The buzzword across three principal Asian
countries India, China and Japan is
`reform'. It's clear that their
impulses are interlinked and have consequences for the world.
Coincidentally, all three have been having key annual sessions of their
respective Parliaments whose proceedings provide us some markers as to
their respective priorities.
Chinese Premier Li Keqiang's
opening speech at the annual National People's Congress in early March
laid out the agenda for transforming China into a middle-class nation,
by creating an economy based on consumption and innovation, rather than
merely investment and export.Arun Jaitley's budget is seeking to
initiate his government's huge agenda in a modest and workmanlike
fashion. As for Japan, the challenges are different structural change
is needed to give a second wind to an advanced economy trapped in
multiple layers of regulation and red tape.
For both India and
Japan, China is a benchmark of sorts. Growth of Chinese power has
implications for them. Both have outstanding boundary disputes that
periodically flare up. But equally important are their concerns relating
to the economic and military rise of China.
India, whose
economic size approximated that of China in the 1980s, may not be able
to match China in this century, with attendant political and strategic
consequences. Japan, which has had a troubled history with China,
worries about the consequences of Chinese hegemony in East Asia.

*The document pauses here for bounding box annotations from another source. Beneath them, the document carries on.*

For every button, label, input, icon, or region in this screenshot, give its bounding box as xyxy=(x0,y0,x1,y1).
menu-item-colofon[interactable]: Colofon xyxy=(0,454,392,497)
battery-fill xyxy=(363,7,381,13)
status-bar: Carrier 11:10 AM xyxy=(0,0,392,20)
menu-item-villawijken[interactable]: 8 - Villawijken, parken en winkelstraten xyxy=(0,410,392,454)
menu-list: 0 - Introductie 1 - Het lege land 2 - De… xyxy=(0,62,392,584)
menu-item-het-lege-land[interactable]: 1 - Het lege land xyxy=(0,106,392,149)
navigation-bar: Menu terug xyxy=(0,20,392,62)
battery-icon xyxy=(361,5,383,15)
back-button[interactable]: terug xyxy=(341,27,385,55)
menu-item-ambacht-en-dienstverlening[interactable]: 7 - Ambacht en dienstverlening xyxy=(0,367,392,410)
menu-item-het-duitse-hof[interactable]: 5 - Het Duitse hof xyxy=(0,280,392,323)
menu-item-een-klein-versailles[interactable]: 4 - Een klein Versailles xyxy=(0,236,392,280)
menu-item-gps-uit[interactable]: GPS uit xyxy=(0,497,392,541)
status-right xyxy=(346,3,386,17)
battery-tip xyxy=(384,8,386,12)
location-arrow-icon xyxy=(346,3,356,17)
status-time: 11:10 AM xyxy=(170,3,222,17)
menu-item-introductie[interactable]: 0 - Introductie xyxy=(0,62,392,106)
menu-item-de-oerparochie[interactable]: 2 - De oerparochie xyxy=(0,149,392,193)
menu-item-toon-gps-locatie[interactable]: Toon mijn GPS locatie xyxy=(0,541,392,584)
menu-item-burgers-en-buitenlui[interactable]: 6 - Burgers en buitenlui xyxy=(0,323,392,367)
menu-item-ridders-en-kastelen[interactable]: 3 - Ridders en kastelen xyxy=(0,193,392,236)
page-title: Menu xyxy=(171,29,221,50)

What is striking is the clarity with which China is adjusting to what
President Xi Jinping calls the `new normal' economic growth slowing to
7.4% in 2014 and possibly 7% in 2015. Beijing has clearly understood
that it needs to become an economy based on entrepreneurial skills and
better off consumers. NPC is likely to follow the recommendation of the
National Reform and Development Commission, China's Niti Aayog, which
has proposed cutting down the number of restricted areas in investment
from 79 to 35.
Xi told a group of Shanghai parliamentarians on the sidelines of NPC
that China will quicken the pace of creating free trade zones and make
institutional innovation key to development. `Innovation' has become the
new motto of the Chinese, whether it relates to economy or foreign
policy.
In his remarks Li also noted that China has taken steps
to cut red tape for private companies, permit online retail to
expand.He promised that China will make it even easier to do business.

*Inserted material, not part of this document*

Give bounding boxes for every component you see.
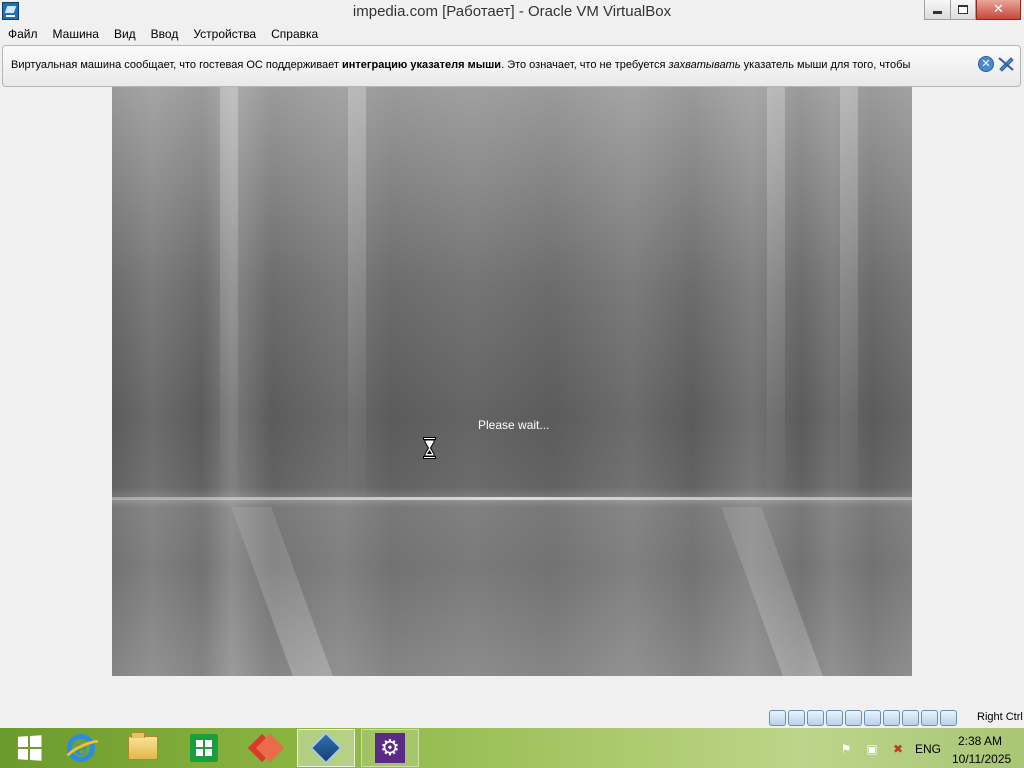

Currently China is listed 90th among 189 nations in terms of ease of
doing business; we are listed at 142.
China's strategic goal is
among the first of Xi's four comprehensives: “To build an all-round
well-off society by 2020“. Recall, in 2012, the key word was
“moderately“ well-off society. The second is to comprehensively deepen
reform, the third to create a society which works under the rule of law,
and the fourth to “push for stricter governance“ of the Communist party
itself. The last may sound innocuous, but anyone who has observed the
Chinese anti-corrup
tion campaign, knows that it means business, given the list of the high
and mighty `Tigers' who have been brought low.
The test for
China is tough enough, but the challenge for India is far tougher. Most
Indians are desperate to see PM Modi's government succeed, if only
because it is India's last chance at getting onto the high-growth track
which can help eliminate poverty by 2030. But what is absent is a sense
of self-confidence and clarity over the direction we are headed. As of
now
we have a slogan: Make in India. Yet it is not even clear as to what
this means.
As for policies, government is still grappling with
the problems of the past.Recently it passed an insurance reform bill
pending since 2008; likewise an overdue mines bill has been passed as
well, though the crucial land acquisition bill remains to be passed.

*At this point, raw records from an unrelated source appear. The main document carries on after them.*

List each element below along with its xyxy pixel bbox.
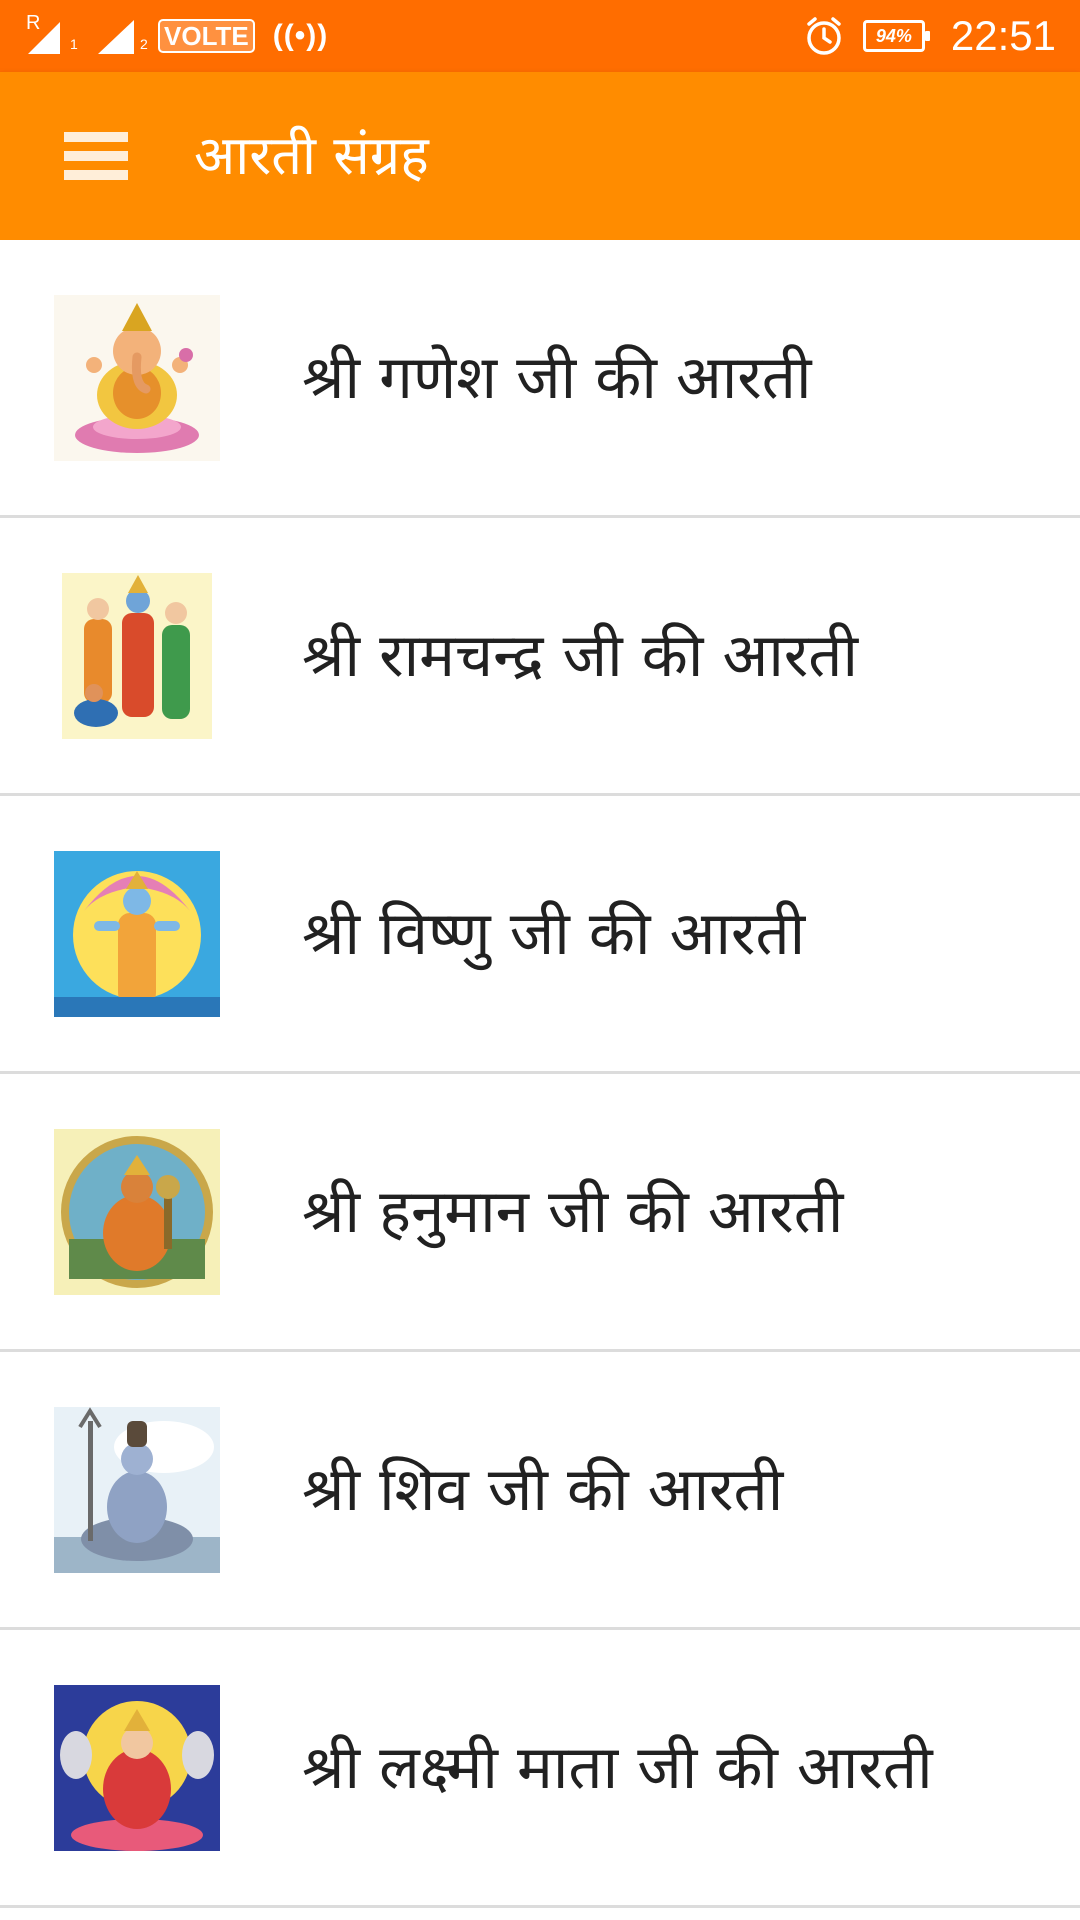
list-item-label: श्री विष्णु जी की आरती xyxy=(302,898,806,969)
ganesh-image xyxy=(54,294,220,461)
roaming-indicator: R xyxy=(26,12,41,34)
app-bar: आरती संग्रह xyxy=(0,72,1080,240)
status-bar: R 1 2 VOLTE ((•)) 94% 22:51 xyxy=(0,0,1080,72)
hotspot-icon: ((•)) xyxy=(272,19,329,52)
sim1-indicator: 1 xyxy=(70,36,78,52)
status-time: 22:51 xyxy=(950,12,1056,59)
status-right: 94% 22:51 xyxy=(803,12,1056,60)
aarti-list: श्री गणेश जी की आरती श्री रामचन्द्र जी क… xyxy=(0,240,1080,1908)
menu-line xyxy=(64,151,128,161)
list-item-ram[interactable]: श्री रामचन्द्र जी की आरती xyxy=(0,518,1080,796)
alarm-icon xyxy=(807,17,841,55)
signal-icon: 2 xyxy=(96,16,148,56)
hamburger-menu-icon[interactable] xyxy=(64,128,128,184)
shiv-image xyxy=(54,1406,220,1573)
battery-icon: 94% xyxy=(862,20,930,52)
list-item-ganesh[interactable]: श्री गणेश जी की आरती xyxy=(0,240,1080,518)
list-item-vishnu[interactable]: श्री विष्णु जी की आरती xyxy=(0,796,1080,1074)
list-item-label: श्री हनुमान जी की आरती xyxy=(302,1176,844,1247)
menu-line xyxy=(64,132,128,142)
ram-image xyxy=(54,572,220,739)
battery-level: 94% xyxy=(875,25,912,46)
list-item-label: श्री रामचन्द्र जी की आरती xyxy=(302,620,859,691)
sim2-indicator: 2 xyxy=(140,36,148,52)
menu-line xyxy=(64,170,128,180)
vishnu-image xyxy=(54,850,220,1017)
app-title: आरती संग्रह xyxy=(194,124,429,187)
status-left: R 1 2 VOLTE ((•)) xyxy=(26,12,329,56)
hanuman-image xyxy=(54,1128,220,1295)
list-item-lakshmi[interactable]: श्री लक्ष्मी माता जी की आरती xyxy=(0,1630,1080,1908)
list-item-hanuman[interactable]: श्री हनुमान जी की आरती xyxy=(0,1074,1080,1352)
lakshmi-image xyxy=(54,1684,220,1851)
volte-badge: VOLTE xyxy=(158,19,255,53)
signal-icon: R 1 xyxy=(26,12,78,56)
list-item-label: श्री गणेश जी की आरती xyxy=(302,342,812,413)
list-item-label: श्री लक्ष्मी माता जी की आरती xyxy=(302,1732,933,1803)
list-item-shiv[interactable]: श्री शिव जी की आरती xyxy=(0,1352,1080,1630)
list-item-label: श्री शिव जी की आरती xyxy=(302,1454,784,1525)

But equally important steps such as the need to cut through the
thicket of regulatory regimes that plague India are not yet on the
agenda. Whether it is universities, banks, airports, India is one of the
most over-regulated countries in the world, a consequence of
government's desire to retain the levers of power through regulators,
who are almost always former civil servants.
There are no
signs, as of now, that the Modi government has a plan to reform the
administrative and regulatory system of the country, an important
element in any `ease of business' strategy. It is one thing to say that
India will enhance the ease of doing business in the country, quite
another to clearly spell out the steps that will be taken and their
timeline. As for eliminating corruption, that item seems to be absent
from the current government's agenda, though it remains a real problem
for the common man.
As for Japan, PM Shinzo Abe has promised
“the most drastic reforms since the end of the Second World War“. But
his efforts have been tangled in the politics of the country and its
powerful lobbies of doctors, farmers, bureaucrats and workers. In the
current Diet session, he has slashed the powers of the agriculture
lobby, but he still has a long road ahead. Two of his “three arrows“ of
reform higher government spending and massive monetary stimulus have
been blunted and the third, structural reform, remains in his quiver.
One reason for the energy that Beijing exhibits is that the
consequences of failure there will be severe probably the collapse of
the Communist party rule. India and Japan only risk the possibility of
sinking back into the torpor of low growth or deflation.